Family First Health’s Caring Together is providing medical, dental and case management services to 550 clients with HIV.

Bringing awareness to the spread of HIV is important, McElroy said, because while AIDS peaked in the '90s and dropped with the development of anti-retroviral drugs, the number of reported HIV infections without AIDS has remained relatively stable in Pennsylvania since the state started tracking the incidences in 2002.

Between 1980 and 2015, state statistics show HIV killed 465 people in York County, and there have been 1,234 cumulative cases reported in that same time period. In 2015, York County ranked 10th of Pennsylvania’s 67 counties for cumulative cases of HIV. York’s annual rate of diagnosis in 2014 was 6.35 per 100,000 people.

“A lot of people think that HIV has disappeared because people don’t talk about it as much, but we’re here to bring it back to the surface,” McElroy said. “There are still people with HIV, and you can still get HIV.”

While HIV is most prevalent in gay men and the black community, 28 percent of the state’s incidences in 2015 were transmitted by heterosexual sex, the second most frequent mode of HIV transmission in Pennsylvania according to state data, and there is no cure.

Just 5 percent of Pennsylvania’s 2015 cases were transmitted by intravenous drug injection, although the Department of Health has warned that figure could trend higher in coming years.

McElroy said many people unknowingly carry around HIV because they fear the results of a test or think that it won’t happen to them.

“You think you are protected or that (your partner has) been protected themselves, but you just never know,” she said.

The CDC recommends everyone ages 13 to 64 get tested at least once and that high-risk groups get tested more often. The quick, confidential finger pricks will be available anytime between 9 a.m. to 6 p.m. Thursday on a walk-in basis.

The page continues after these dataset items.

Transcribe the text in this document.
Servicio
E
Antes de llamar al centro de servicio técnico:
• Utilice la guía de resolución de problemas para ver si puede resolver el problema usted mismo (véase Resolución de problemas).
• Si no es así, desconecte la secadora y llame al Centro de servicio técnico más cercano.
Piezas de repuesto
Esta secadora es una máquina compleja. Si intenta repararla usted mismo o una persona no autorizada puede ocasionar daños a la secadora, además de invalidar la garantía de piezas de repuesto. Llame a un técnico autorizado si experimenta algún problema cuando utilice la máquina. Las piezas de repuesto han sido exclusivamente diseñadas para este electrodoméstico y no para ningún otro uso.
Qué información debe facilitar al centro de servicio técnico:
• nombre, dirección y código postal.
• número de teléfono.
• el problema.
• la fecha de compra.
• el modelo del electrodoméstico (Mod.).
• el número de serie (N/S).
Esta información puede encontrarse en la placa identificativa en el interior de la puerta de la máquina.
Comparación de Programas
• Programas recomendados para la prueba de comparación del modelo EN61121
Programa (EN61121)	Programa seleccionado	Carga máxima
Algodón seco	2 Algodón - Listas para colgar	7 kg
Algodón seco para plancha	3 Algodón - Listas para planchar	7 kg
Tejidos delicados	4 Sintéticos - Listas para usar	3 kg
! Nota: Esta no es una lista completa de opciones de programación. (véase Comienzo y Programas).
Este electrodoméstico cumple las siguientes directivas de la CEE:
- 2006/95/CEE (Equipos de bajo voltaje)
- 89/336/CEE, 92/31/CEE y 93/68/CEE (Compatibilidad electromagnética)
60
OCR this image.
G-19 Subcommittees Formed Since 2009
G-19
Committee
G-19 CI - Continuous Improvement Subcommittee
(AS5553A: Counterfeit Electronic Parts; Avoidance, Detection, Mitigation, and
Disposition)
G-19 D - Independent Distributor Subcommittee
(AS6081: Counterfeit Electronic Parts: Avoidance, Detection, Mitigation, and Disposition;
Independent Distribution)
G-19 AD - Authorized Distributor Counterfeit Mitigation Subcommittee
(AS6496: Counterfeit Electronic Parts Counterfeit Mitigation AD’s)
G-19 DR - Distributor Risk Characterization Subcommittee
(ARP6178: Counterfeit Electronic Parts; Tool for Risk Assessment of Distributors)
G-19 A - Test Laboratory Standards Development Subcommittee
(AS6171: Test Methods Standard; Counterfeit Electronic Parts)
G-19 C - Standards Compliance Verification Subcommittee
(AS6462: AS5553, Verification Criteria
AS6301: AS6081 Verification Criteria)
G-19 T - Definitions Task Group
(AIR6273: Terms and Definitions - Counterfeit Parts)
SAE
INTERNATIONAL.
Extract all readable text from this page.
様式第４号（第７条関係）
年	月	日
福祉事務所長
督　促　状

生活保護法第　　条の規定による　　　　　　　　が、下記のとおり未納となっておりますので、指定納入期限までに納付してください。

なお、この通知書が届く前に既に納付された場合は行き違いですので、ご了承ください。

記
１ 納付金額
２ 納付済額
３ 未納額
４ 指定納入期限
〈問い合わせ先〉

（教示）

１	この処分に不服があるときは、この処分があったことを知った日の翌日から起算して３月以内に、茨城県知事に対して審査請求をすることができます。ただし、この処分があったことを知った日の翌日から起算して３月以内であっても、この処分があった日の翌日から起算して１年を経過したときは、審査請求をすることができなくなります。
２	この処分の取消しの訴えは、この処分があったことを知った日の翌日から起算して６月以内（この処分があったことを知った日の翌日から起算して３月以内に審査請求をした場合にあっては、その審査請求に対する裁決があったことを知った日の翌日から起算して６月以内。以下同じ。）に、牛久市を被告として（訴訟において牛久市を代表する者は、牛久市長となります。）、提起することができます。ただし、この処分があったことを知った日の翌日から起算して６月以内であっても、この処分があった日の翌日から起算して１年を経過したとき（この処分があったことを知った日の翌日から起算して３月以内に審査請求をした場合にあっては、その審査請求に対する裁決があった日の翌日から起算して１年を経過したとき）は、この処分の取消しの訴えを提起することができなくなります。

In addition to hosting the free rapid tests, Minnich’s Pharmacy will donate 50 percent of its retail sales to Caring Together throughout the event, and Caring Together will offer education on HIV and AIDS. The pharmacy is in the Colonial Shopping Center, 976 S. George St. in York.

“We’ll talk about protection, how you can protect yourself from HIV, the ways that it’s transmitted and answer any other questions about HIV,” McElroy said.

If you miss the event, Family First Health also offers free HIV tests at its George Street clinic from 8:30 a.m. to 3:30 p.m. weekdays.